In this way of looking at it, the gods are emergent virtual life forms, living along the Top down gradient of consciousness. (So, yes, man does create God in his own image. He has to: What other model could there be…?)
So far as we know, grasses (for instance) are not religious. They have no pantheon, nor, presumably, any numinous sensitivities. Social insects have more, owing to, perhaps, the desired continuance of the hive. Wolves (whether a lupine caniform is wicked or not depends on your paradigm!) have a sort-of “god”, the alpha of the pack. (With domestic dogs, the human “master” assumes the alpha role.) But humans take the top down rules to an extreme level. It seems (to us, at least) that we’re the only species that can consider design in the way we do: as order imposed from the top, because we so often do it ourselves (admittedly, with mixed success). We have evolved to be the designing ape.

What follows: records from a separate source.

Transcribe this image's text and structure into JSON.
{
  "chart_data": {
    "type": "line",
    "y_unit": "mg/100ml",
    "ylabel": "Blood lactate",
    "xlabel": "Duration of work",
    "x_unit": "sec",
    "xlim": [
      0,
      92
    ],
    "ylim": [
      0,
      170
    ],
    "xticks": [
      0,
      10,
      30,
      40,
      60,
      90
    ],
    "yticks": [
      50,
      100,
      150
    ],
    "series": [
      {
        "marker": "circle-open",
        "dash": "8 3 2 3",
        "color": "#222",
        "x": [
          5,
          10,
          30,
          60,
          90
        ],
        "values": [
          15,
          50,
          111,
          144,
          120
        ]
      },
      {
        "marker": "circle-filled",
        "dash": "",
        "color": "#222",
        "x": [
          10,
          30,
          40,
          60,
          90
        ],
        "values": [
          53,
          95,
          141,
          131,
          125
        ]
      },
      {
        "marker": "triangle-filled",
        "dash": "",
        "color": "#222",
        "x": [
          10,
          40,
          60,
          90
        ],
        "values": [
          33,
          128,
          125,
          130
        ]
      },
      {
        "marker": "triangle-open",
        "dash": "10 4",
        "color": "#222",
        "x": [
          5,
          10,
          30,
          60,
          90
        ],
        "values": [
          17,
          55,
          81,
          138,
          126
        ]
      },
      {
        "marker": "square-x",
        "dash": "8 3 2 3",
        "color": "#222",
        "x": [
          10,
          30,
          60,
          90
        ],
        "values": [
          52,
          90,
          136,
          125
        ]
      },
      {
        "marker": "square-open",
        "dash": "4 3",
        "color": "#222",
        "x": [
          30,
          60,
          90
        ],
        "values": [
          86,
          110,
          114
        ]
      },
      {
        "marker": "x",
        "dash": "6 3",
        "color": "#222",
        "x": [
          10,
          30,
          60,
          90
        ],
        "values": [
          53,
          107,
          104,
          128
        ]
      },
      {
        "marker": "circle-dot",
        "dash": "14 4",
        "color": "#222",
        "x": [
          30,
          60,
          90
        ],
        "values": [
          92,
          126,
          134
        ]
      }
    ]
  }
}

Top down-ism evolved because it is useful. Clearly, high level concepts can control low level events, but, importantly, top down-ism emerges from bottom-up processes—abstractional complicity. (Memeplex [Published as Heaven], by Ian Stewart and Jack Cohen, says, “It is the events, and their unfolding, that determine history. The meaning you attach to them is irrelevant.” But this is not so when interactive complicity is taken into account: As history is recursive, interpretation changes the unfolding history. Again, an advanced metaphor system cuts across levels of abstraction, so, with humans, top down and bottom up become complicit. We are the only species we know that (sometimes) claims an omnipresent, omniscient, and transcendental top down Designer deity. But a Spinozan bottom up deity is also big among many humans, including scientists, philosophers, and close-to-the-earth “contextualists”. Is “God” in the gaps, or in the continuum? Is there a Great Designer? Would we know, could we know if there were? What kind of deity could ponds have? Galaxies? Universes? What kind of deities could gods have?